Adesão de cerâmica reforçada por leucite: revisão narrativa de estudos in vitro
Póster de revisão em materiais dentários, por Anastásia Rita, João Reis, António HS Delgado, Inês Caetano Santos e José J Mendes
Introdução: A preparação atual para adesão da cerâmica é indispensável para garantir ligação micromecânica e química. Estes passos têm como finalidade aumentar a capacidade adesiva e longevidade da restauração indireta.
Objectivos: Reportar estudos in vitro que variaram protocolo adesivo em cerâmica reforçada por leucite e identificar lacunas na evidência científica em torno deste tema.
Métodos: Foi definida uma estratégia de pesquisa na base de dados da PubMed/Medline, com os termos de pesquisa: “leucite ceramics”, “leucite reinforced”, “leucite porcelain”, “bonding”, “adhesion”, “luting”, “dental composite”, “resin composite”. Foram incluídos estudos de resistência adesiva que variavam o protocolo adesivo, ao cisalhamento e à tração, cuja amostra incluía cerâmica reforçada por leucite aderida/cimentada a resina composta, publicados após 2000. O processo de seleção seguiu o método PRISMA, tendo sido efetuado por dois revisores de forma independente.
Resultados: Após pesquisa preliminar foram encontrados 98 estudos. Destes, apenas 8 cumpriram os critérios de inclusão. A resistência adesiva por microtração foi o método predominante de teste adesivo, seguida do cisalhamento e microcisalhamento. A maioria dos estudos focou-se na variação do protocolo de condicionamento ácido e silanização.
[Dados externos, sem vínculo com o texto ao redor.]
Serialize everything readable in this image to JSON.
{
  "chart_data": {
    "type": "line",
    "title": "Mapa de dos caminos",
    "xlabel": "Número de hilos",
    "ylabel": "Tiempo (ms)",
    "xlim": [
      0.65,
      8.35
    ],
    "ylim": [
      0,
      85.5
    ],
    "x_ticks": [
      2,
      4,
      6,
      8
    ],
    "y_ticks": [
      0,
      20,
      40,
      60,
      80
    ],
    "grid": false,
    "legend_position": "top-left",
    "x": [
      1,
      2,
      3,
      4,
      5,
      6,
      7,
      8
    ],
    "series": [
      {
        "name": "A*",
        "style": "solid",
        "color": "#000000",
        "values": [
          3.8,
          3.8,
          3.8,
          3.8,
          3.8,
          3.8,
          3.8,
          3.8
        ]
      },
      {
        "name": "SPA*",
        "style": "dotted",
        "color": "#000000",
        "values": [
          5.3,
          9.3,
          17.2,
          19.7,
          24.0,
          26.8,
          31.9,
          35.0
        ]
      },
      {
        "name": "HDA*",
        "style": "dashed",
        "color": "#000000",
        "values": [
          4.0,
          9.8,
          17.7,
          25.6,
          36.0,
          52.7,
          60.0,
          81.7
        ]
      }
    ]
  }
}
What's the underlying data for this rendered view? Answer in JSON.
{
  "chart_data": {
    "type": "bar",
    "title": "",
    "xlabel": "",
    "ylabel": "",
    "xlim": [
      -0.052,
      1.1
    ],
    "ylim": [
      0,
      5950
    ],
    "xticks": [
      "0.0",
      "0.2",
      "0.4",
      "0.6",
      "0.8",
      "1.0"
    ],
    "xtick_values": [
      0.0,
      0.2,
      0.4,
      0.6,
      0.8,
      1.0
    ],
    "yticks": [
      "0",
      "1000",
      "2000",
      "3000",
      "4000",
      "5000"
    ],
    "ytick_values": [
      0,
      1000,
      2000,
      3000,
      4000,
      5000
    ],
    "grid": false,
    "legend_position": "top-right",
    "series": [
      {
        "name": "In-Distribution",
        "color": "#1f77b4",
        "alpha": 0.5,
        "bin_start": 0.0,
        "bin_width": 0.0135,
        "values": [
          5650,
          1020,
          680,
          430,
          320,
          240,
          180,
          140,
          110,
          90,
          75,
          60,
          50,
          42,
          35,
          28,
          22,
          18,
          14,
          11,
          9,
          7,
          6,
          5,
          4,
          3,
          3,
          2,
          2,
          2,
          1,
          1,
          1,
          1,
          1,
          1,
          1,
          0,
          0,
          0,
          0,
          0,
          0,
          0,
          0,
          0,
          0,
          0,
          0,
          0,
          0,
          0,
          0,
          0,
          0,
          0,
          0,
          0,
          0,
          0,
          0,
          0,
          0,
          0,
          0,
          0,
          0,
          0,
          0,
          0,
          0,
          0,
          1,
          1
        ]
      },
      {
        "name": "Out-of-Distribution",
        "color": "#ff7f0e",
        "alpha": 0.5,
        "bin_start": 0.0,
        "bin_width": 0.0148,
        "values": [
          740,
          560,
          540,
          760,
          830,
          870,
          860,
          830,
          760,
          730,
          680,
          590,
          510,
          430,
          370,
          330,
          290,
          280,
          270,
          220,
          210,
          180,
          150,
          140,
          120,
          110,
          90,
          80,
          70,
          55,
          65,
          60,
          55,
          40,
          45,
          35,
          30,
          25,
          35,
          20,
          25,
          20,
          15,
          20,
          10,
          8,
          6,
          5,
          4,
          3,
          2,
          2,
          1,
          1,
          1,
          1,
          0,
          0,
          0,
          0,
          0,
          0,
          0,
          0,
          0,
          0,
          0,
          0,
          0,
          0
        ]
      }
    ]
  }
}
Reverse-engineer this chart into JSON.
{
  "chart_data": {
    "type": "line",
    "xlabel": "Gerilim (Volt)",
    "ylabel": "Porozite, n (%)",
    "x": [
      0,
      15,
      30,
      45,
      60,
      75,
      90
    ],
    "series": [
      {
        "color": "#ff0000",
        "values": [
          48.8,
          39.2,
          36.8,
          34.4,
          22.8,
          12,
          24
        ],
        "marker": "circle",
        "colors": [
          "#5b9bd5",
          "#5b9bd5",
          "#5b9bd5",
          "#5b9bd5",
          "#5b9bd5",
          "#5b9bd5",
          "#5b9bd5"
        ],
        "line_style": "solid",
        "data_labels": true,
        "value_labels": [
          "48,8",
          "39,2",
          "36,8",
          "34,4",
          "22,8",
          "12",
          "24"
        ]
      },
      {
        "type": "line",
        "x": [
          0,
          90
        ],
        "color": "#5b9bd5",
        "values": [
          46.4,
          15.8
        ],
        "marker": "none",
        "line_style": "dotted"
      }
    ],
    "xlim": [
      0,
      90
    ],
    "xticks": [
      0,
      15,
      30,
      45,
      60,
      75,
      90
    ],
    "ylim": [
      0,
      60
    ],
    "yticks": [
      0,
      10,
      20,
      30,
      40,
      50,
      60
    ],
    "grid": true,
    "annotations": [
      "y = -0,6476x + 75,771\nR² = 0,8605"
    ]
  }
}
Conclusões: O condicionamento com ácido hidrofluorídrico e silanização estão já estabelecidos na literatura como obrigatórios na adesão desta cerâmica. Variáveis como o tempo de silanização, método de secagem ou a adesão de cerâmica com resina composta flowable são algumas das lacunas identificadas na investigação.
Implicações clínicas: A preparação correta da peça de cerâmica permitirá resultados clínicos favoráveis a longo prazo. A contribuição para a normalização de uma técnica permitirá reprodutibilidade futura.